Mas não foi deste mundo que vim contar. Vim falar de uma experiência, no mínimo interessante àquele que não a presenciou. Marcante a mim em especial. Estava eu, no meio dos deuses que quando era mortal costumava chamar de outras coisas. Zeus, Hades, Atenas. Aqui se nota rápido que nomes não interessam. Havia também ninfas, duendes, titãs, gnomos, fadas e ouras criaturas de escalão inferior. Não que as ninfas sejam de categoria abaixo. Elas são especialmente interessantes... Estávamos todos em uma imensa mesa com todas as comidas imagináveis e o melhor vinho que se pode fazer. Não é preciso dizer que havia música. A música é o que forma o universo, mas isso confidencio apenas a vós. Uma espécie de dança era feita por alguns animais em um palco mais distante. Animais de outro mundo, é claro. Muitas risadas. O nosso grande deus do divertimento promovia a alegria da festa, como sempre. Cortejava as moças, o que nos deixava especialmente apreensivos. Sempre me lembro quando ouve a confusão causada por uma maça dourada. Não, não era de ouro não. E nem tinha nada haver com a discórdia não. Zeus (chamarei pelo nome mortal) é um piadista, acima de tudo. O universo é musica, com letras em formas de piadas e malandragem. Tal qual o banquete.

Chamo a cena... Ainda não. Acho que os personagens principais merecem uma apresentação formal. Ambos são servos. Servos dos mais interessantes de se ter. Meio ingratos é verdade. Mudam os seus mestres com uma freqüência e com uma facilidade de criar inveja à todos os sexomaniacos. São, ou eram, os maiores traidores deste e de todos os mundos. Faziam, bem na verdade, uma grande orgia na qual trocavam de parceiro dando largas risadas. Nunca estavam juntos, diga-se de passagem para depois se explicar. Enquanto um estava junto com a deusa do amor, outro estava junto da morte. E depois invertiam, e mudavam, passando pelo divertimento, pelo vinho, pela justiça, pela natureza, prisão, pela solidão, pela amargura. Tinham picos é verdade. Chegavam a promover orgias com deuses de diferentes tipos, juntando sadicamente a morte com a beleza e o amor. O próprio Zeus chegou a participar. Eram servos pouco leais e de grande valor. Todos os desejavam. Eram muito influentes. E, sobretudo, eram menos servos do que amos, pelo menos naqueles tempos tão... não sei precisar.

Mas agora explico. Ambos não se davam bem. Acontece que elas eram irmãs gêmeas, porém antagônicas. Cada qual nasceu com uma pendência muito grande. Assim se tornaram inimigas. Inimigas terríveis. Sua luta era desumana, o que não significa muito. Filhas da própria Geia. Vindas diretamente do coração da deusa mãe. Infelizmente no cruzamento havia um homem. Um mero mortal. E dele nasceram sensações humanas. Abençoado e desgraçado homem. Gerou a dor e o prazer. Esperem, acho melhor destacar, para não se ter duvida. Gerou a Dor e o Prazer, nossos personagens, tão antagônicos e tão incríveis.

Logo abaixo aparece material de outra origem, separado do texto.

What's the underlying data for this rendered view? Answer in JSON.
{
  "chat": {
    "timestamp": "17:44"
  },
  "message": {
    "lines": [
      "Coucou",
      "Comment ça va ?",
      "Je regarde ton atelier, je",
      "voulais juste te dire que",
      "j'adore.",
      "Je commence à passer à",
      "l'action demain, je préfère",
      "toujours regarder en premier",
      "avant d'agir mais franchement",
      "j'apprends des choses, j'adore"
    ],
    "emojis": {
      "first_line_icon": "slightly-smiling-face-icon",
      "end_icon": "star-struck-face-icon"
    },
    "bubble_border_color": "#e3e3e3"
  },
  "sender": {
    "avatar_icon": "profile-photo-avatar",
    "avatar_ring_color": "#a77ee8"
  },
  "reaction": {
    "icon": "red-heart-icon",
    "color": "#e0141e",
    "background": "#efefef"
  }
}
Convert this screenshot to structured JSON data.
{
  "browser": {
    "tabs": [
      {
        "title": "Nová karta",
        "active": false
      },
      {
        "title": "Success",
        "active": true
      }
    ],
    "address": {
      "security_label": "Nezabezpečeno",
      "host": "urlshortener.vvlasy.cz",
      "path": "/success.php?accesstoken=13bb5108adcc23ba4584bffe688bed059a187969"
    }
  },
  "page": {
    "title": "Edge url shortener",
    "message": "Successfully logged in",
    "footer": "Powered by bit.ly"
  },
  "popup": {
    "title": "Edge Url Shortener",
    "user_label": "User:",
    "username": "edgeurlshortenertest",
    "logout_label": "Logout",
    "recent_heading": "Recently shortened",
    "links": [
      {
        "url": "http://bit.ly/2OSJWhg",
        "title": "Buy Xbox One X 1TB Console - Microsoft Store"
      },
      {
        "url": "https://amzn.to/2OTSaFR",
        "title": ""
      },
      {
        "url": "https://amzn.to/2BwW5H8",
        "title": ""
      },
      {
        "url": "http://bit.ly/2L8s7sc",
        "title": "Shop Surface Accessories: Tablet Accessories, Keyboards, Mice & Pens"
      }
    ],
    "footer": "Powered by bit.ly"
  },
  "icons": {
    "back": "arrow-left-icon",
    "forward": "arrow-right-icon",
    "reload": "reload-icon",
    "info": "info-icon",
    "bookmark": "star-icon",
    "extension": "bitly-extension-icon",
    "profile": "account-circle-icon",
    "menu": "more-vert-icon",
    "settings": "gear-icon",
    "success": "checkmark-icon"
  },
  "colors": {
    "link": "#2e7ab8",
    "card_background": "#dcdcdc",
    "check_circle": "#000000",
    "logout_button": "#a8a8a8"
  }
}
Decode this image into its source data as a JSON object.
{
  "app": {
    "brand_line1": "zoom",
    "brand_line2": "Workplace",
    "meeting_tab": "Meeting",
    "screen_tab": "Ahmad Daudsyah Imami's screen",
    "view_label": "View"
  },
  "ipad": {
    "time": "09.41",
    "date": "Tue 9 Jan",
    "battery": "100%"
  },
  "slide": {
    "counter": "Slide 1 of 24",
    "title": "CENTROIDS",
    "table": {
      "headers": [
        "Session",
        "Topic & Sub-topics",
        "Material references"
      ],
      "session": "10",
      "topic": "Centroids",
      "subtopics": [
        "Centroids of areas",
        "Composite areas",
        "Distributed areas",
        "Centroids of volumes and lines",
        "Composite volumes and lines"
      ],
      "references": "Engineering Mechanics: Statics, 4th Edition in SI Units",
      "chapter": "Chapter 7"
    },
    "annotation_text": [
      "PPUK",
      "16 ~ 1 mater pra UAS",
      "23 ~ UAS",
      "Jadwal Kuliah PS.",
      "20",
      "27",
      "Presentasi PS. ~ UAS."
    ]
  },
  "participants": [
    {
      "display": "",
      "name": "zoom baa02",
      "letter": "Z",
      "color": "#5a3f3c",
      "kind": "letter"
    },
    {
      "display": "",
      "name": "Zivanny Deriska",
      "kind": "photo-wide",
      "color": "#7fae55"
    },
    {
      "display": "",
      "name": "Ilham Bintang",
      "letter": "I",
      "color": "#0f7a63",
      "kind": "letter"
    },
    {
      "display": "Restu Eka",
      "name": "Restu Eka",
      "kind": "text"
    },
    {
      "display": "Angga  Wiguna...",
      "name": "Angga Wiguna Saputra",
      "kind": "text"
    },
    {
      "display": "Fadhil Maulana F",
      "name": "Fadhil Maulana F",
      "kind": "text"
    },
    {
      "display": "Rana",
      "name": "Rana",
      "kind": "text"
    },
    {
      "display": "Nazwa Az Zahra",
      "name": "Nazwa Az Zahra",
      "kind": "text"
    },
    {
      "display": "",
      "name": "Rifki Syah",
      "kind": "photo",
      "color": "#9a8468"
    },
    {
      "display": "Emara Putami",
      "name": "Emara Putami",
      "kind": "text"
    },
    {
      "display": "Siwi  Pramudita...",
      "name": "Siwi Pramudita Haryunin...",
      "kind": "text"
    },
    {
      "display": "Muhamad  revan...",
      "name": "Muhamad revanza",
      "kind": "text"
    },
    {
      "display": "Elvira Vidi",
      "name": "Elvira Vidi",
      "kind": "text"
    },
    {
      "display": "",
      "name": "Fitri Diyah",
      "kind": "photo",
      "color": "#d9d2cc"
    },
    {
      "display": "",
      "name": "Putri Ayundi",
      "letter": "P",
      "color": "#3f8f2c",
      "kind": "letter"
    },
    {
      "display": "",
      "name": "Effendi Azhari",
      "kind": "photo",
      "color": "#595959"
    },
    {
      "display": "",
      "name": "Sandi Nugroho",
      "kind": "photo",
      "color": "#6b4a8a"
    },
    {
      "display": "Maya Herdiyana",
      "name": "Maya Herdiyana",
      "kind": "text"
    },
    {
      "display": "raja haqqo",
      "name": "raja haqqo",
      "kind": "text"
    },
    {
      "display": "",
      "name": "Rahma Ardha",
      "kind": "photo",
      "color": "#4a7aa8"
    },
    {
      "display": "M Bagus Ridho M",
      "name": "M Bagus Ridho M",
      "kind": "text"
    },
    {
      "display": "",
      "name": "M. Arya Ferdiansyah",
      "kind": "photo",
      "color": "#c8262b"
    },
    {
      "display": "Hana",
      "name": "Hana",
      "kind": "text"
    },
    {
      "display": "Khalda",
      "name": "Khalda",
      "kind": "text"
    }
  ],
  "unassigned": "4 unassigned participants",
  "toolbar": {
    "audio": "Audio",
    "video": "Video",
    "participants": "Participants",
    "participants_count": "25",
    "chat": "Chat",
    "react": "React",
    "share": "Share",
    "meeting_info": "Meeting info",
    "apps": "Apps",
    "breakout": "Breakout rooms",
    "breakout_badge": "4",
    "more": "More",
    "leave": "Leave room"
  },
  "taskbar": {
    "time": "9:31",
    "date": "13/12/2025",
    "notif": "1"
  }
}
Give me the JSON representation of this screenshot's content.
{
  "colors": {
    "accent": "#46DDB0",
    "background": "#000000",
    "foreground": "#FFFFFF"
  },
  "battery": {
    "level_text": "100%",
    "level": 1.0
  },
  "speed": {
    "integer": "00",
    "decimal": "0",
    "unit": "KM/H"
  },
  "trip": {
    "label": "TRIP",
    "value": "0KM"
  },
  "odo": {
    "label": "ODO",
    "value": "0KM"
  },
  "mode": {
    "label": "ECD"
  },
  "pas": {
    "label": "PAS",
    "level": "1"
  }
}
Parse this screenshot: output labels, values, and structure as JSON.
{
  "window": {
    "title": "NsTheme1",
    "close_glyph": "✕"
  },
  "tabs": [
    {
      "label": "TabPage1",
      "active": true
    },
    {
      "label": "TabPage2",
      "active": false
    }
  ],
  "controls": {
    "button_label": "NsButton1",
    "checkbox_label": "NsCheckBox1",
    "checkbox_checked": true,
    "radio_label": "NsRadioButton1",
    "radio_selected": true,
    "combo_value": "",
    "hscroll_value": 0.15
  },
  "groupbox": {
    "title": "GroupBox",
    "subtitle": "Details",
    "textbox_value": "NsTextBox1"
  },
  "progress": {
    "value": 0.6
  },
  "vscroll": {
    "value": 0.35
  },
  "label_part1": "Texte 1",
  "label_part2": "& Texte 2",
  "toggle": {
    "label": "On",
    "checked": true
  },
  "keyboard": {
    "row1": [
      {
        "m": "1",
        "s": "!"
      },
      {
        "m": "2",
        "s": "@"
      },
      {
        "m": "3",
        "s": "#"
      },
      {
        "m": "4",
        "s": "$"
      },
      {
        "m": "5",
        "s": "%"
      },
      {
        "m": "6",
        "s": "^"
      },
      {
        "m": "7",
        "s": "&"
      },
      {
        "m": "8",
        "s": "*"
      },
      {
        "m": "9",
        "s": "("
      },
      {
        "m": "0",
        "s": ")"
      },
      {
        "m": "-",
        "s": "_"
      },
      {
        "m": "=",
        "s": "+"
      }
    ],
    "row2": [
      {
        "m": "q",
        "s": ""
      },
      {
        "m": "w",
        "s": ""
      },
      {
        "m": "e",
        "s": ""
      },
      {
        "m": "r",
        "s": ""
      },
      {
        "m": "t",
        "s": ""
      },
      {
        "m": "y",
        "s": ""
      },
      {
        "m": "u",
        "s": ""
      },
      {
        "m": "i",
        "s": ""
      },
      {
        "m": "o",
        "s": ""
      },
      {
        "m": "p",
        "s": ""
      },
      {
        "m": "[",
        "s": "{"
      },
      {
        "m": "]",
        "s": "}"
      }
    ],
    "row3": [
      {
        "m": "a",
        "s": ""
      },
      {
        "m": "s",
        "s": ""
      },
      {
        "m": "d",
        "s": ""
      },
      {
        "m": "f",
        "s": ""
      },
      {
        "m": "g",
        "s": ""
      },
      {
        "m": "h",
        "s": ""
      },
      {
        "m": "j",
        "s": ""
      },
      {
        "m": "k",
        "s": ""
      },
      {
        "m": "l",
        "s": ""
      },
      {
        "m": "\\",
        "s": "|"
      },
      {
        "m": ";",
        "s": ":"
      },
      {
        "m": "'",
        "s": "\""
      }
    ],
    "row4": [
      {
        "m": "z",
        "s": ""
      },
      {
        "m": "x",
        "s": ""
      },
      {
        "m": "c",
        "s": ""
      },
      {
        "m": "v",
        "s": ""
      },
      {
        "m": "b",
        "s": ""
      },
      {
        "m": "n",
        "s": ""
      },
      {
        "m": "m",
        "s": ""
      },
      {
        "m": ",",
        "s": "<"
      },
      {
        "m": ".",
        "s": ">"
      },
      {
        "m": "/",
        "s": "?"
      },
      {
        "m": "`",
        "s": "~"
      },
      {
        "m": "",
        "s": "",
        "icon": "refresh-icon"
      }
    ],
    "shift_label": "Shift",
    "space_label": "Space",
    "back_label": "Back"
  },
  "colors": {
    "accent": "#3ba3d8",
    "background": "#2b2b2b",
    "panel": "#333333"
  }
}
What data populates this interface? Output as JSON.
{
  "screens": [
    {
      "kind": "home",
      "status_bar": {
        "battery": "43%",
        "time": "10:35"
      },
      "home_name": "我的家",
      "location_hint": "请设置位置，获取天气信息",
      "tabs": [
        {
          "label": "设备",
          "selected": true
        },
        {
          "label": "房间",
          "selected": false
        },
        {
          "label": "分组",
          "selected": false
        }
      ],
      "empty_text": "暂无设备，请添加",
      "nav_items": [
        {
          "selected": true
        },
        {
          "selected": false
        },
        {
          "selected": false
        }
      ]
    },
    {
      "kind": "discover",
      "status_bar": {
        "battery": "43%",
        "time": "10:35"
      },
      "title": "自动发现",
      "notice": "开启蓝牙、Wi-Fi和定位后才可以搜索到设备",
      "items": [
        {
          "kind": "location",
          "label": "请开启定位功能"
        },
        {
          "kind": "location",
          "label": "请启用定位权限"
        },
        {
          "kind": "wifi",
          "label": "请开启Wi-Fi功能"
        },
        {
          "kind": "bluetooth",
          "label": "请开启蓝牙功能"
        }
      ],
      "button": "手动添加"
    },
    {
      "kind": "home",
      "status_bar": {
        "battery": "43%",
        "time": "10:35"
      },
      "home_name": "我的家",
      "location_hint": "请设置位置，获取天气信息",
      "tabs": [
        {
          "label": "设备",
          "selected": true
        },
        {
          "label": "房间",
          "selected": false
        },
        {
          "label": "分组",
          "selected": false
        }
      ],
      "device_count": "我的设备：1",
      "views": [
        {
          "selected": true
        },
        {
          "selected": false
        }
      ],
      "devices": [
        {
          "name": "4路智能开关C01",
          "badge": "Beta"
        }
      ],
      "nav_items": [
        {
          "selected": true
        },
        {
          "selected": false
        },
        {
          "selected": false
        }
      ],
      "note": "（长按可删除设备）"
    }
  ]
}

Pois nessa era, o Prazer estava com a deusa do amor e a Dor com o da morte. E já fazia muito tempo que ambos se encaravam com olhares assassinos. O problema desses olhares neste mundo à cá, é que eles nunca serão satisfeitos. Por motivos óbvios, acredito. Mas estes olhares são perigosos indos de criaturas tão inteligentes e traiçoeiras. Trazem grandes confusões. Percebe-se rápido que, quando se trata de política, o que menos importa é a verdade e a dignidade. O que importa é habilidade de discurso e a malandragem. E a política, como se percebe, está em tudo.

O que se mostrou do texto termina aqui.